There are more than 7,000 languages ​​in the world, but Google, for example, only offers its translation tool for just over 130 of them.

The Californian company is counting on technological advances to build its new model of artificial intelligence, such as the possibility of working not only from texts available on the internet, but also from videos, images and words. .

The group also seeks to collect a wide range of audio extracts from the various communities, especially for languages ​​for which there is not necessarily a lot of writing.

As the project progresses, which will take several years, Google plans to integrate its progress into its products, including YouTube, its digital keyboards and its translation tool, in order to facilitate the use of services available online in the language. mother tongue of internet users and enable them to find relevant content.

Among the other advances made possible by artificial intelligence, Google has also developed tools making it possible, from satellite images, to identify and monitor forest fires in real time.
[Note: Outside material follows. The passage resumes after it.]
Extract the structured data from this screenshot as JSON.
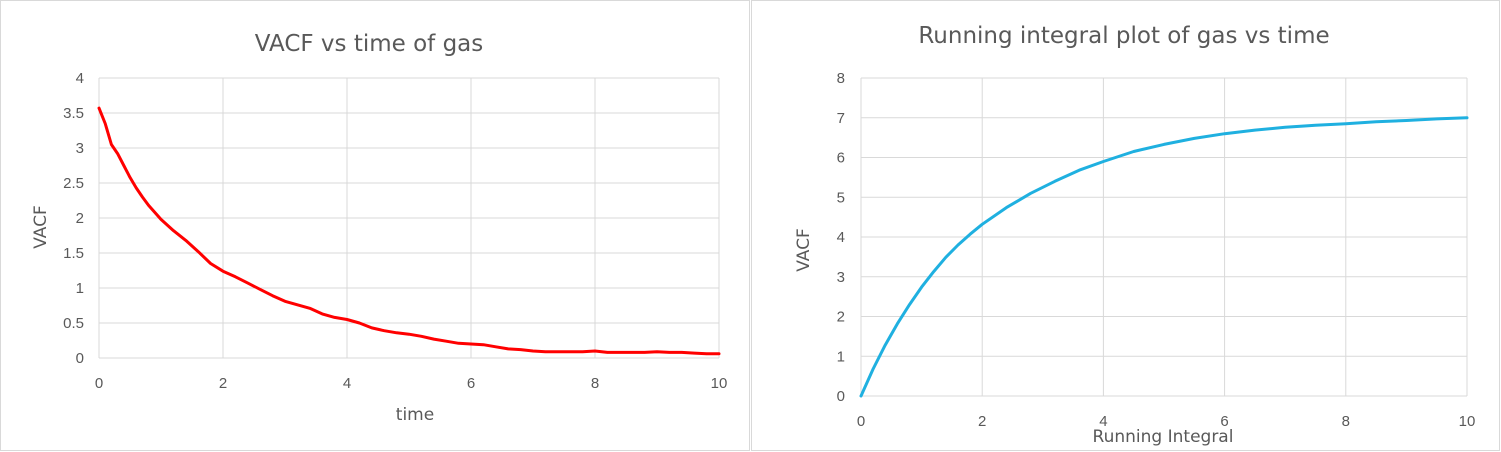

The company then makes this information available on Google Map and on its search engine, thus helping to warn populations of the danger and the emergency services to predict how the fires can evolve and spread.

This service is now available in the United States, Canada, Mexico and parts of Australia.

The initiative builds on a project launched in 2017 to help warn people of potential floods, which last year sent 155 million notifications to 23 million people in India and Bangladesh.

Google announced on Wednesday that this service was extended to 18 additional countries, in South America, Asia and Africa.